Он больше не заснул в ту ночь, а когда в окне стало светать, растолкал Урбана и велел, чтобы вычистили его снаряжение. Побив людей младшего Пикиньи, отряд был теперь отлично вооружен, некоторые щеголяли в поножах, нагрудниках или шлемах с чеканкой и золотой насечкой: кое-что было остатками полного доспеха самого Тестара, который по праву должен был перейти к Роберу. Тот от добычи отказался, и ее разыграли в кости — кому что досталось.

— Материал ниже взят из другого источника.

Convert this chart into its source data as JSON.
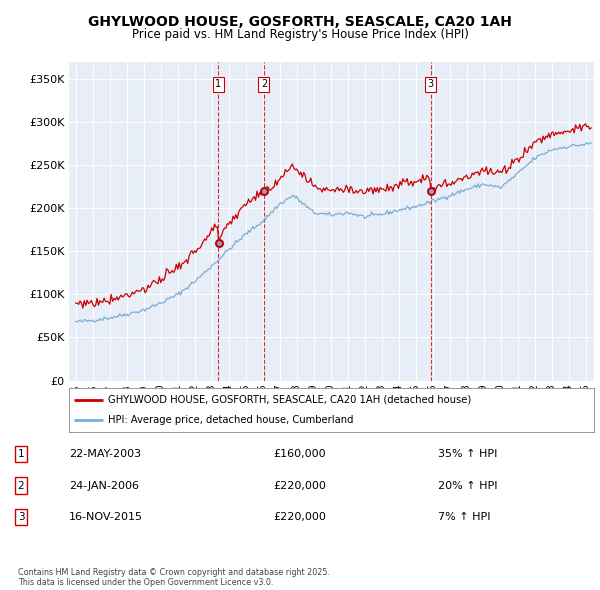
{
  "title": "GHYLWOOD HOUSE, GOSFORTH, SEASCALE, CA20 1AH",
  "subtitle": "Price paid vs. HM Land Registry's House Price Index (HPI)",
  "legend_line1": "GHYLWOOD HOUSE, GOSFORTH, SEASCALE, CA20 1AH (detached house)",
  "legend_line2": "HPI: Average price, detached house, Cumberland",
  "footer": "Contains HM Land Registry data © Crown copyright and database right 2025.\nThis data is licensed under the Open Government Licence v3.0.",
  "sale_color": "#cc0000",
  "hpi_color": "#7aadd4",
  "vline_color": "#cc0000",
  "sale_events": [
    {
      "label": "1",
      "date_num": 2003.38,
      "price": 160000,
      "pct": "35% ↑ HPI",
      "date_str": "22-MAY-2003"
    },
    {
      "label": "2",
      "date_num": 2006.07,
      "price": 220000,
      "pct": "20% ↑ HPI",
      "date_str": "24-JAN-2006"
    },
    {
      "label": "3",
      "date_num": 2015.88,
      "price": 220000,
      "pct": "7% ↑ HPI",
      "date_str": "16-NOV-2015"
    }
  ],
  "ylim": [
    0,
    370000
  ],
  "yticks": [
    0,
    50000,
    100000,
    150000,
    200000,
    250000,
    300000,
    350000
  ],
  "xlim_start": 1994.6,
  "xlim_end": 2025.5,
  "xtick_years": [
    1995,
    1996,
    1997,
    1998,
    1999,
    2000,
    2001,
    2002,
    2003,
    2004,
    2005,
    2006,
    2007,
    2008,
    2009,
    2010,
    2011,
    2012,
    2013,
    2014,
    2015,
    2016,
    2017,
    2018,
    2019,
    2020,
    2021,
    2022,
    2023,
    2024,
    2025
  ],
  "background_color": "#ffffff",
  "plot_bg_color": "#e8eef8"
}
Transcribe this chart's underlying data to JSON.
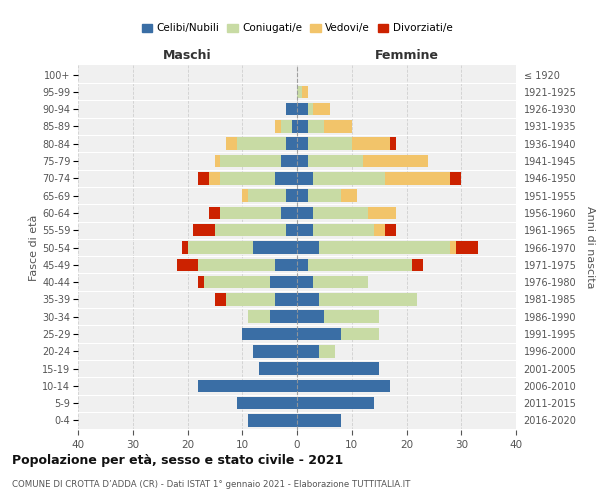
{
  "age_groups": [
    "0-4",
    "5-9",
    "10-14",
    "15-19",
    "20-24",
    "25-29",
    "30-34",
    "35-39",
    "40-44",
    "45-49",
    "50-54",
    "55-59",
    "60-64",
    "65-69",
    "70-74",
    "75-79",
    "80-84",
    "85-89",
    "90-94",
    "95-99",
    "100+"
  ],
  "birth_years": [
    "2016-2020",
    "2011-2015",
    "2006-2010",
    "2001-2005",
    "1996-2000",
    "1991-1995",
    "1986-1990",
    "1981-1985",
    "1976-1980",
    "1971-1975",
    "1966-1970",
    "1961-1965",
    "1956-1960",
    "1951-1955",
    "1946-1950",
    "1941-1945",
    "1936-1940",
    "1931-1935",
    "1926-1930",
    "1921-1925",
    "≤ 1920"
  ],
  "colors": {
    "celibi": "#3a6ea5",
    "coniugati": "#c8dba4",
    "vedovi": "#f2c46a",
    "divorziati": "#cc2200"
  },
  "males": {
    "celibi": [
      9,
      11,
      18,
      7,
      8,
      10,
      5,
      4,
      5,
      4,
      8,
      2,
      3,
      2,
      4,
      3,
      2,
      1,
      2,
      0,
      0
    ],
    "coniugati": [
      0,
      0,
      0,
      0,
      0,
      0,
      4,
      9,
      12,
      14,
      12,
      13,
      11,
      7,
      10,
      11,
      9,
      2,
      0,
      0,
      0
    ],
    "vedovi": [
      0,
      0,
      0,
      0,
      0,
      0,
      0,
      0,
      0,
      0,
      0,
      0,
      0,
      1,
      2,
      1,
      2,
      1,
      0,
      0,
      0
    ],
    "divorziati": [
      0,
      0,
      0,
      0,
      0,
      0,
      0,
      2,
      1,
      4,
      1,
      4,
      2,
      0,
      2,
      0,
      0,
      0,
      0,
      0,
      0
    ]
  },
  "females": {
    "celibi": [
      8,
      14,
      17,
      15,
      4,
      8,
      5,
      4,
      3,
      2,
      4,
      3,
      3,
      2,
      3,
      2,
      2,
      2,
      2,
      0,
      0
    ],
    "coniugati": [
      0,
      0,
      0,
      0,
      3,
      7,
      10,
      18,
      10,
      19,
      24,
      11,
      10,
      6,
      13,
      10,
      8,
      3,
      1,
      1,
      0
    ],
    "vedovi": [
      0,
      0,
      0,
      0,
      0,
      0,
      0,
      0,
      0,
      0,
      1,
      2,
      5,
      3,
      12,
      12,
      7,
      5,
      3,
      1,
      0
    ],
    "divorziati": [
      0,
      0,
      0,
      0,
      0,
      0,
      0,
      0,
      0,
      2,
      4,
      2,
      0,
      0,
      2,
      0,
      1,
      0,
      0,
      0,
      0
    ]
  },
  "xlim": 40,
  "title": "Popolazione per età, sesso e stato civile - 2021",
  "subtitle": "COMUNE DI CROTTA D’ADDA (CR) - Dati ISTAT 1° gennaio 2021 - Elaborazione TUTTITALIA.IT",
  "xlabel_left": "Maschi",
  "xlabel_right": "Femmine",
  "ylabel_left": "Fasce di età",
  "ylabel_right": "Anni di nascita",
  "legend_labels": [
    "Celibi/Nubili",
    "Coniugati/e",
    "Vedovi/e",
    "Divorziati/e"
  ],
  "bg_color": "#ffffff",
  "plot_bg": "#f0f0f0",
  "grid_color": "#cccccc"
}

Сам Робер, предпочитая легкое снаряжение, довольствовался бригандиной лосиной кожи с наклепанными на груди стальными полосками, которую надевают поверх кольчужной рубахи, а вместо закрытого шлема носил саладу бордоской работы — плоскую, вроде стальной шляпы с круглой, лишь слегка усиленной продольным гребнем тульей и низко опущенными полями. Двойная застежка подбородного ремня позволяла носить саладу сдвинутой к затылку — тогда поле зрения было открыто полностью; перед боем же ремень застегивался так, что салада надвигалась на глаза, защищая верхнюю часть лица вместе с носом, и смотреть приходилось сквозь сетку мелких крестообразных отверстий, прорубленных на уровне глаз.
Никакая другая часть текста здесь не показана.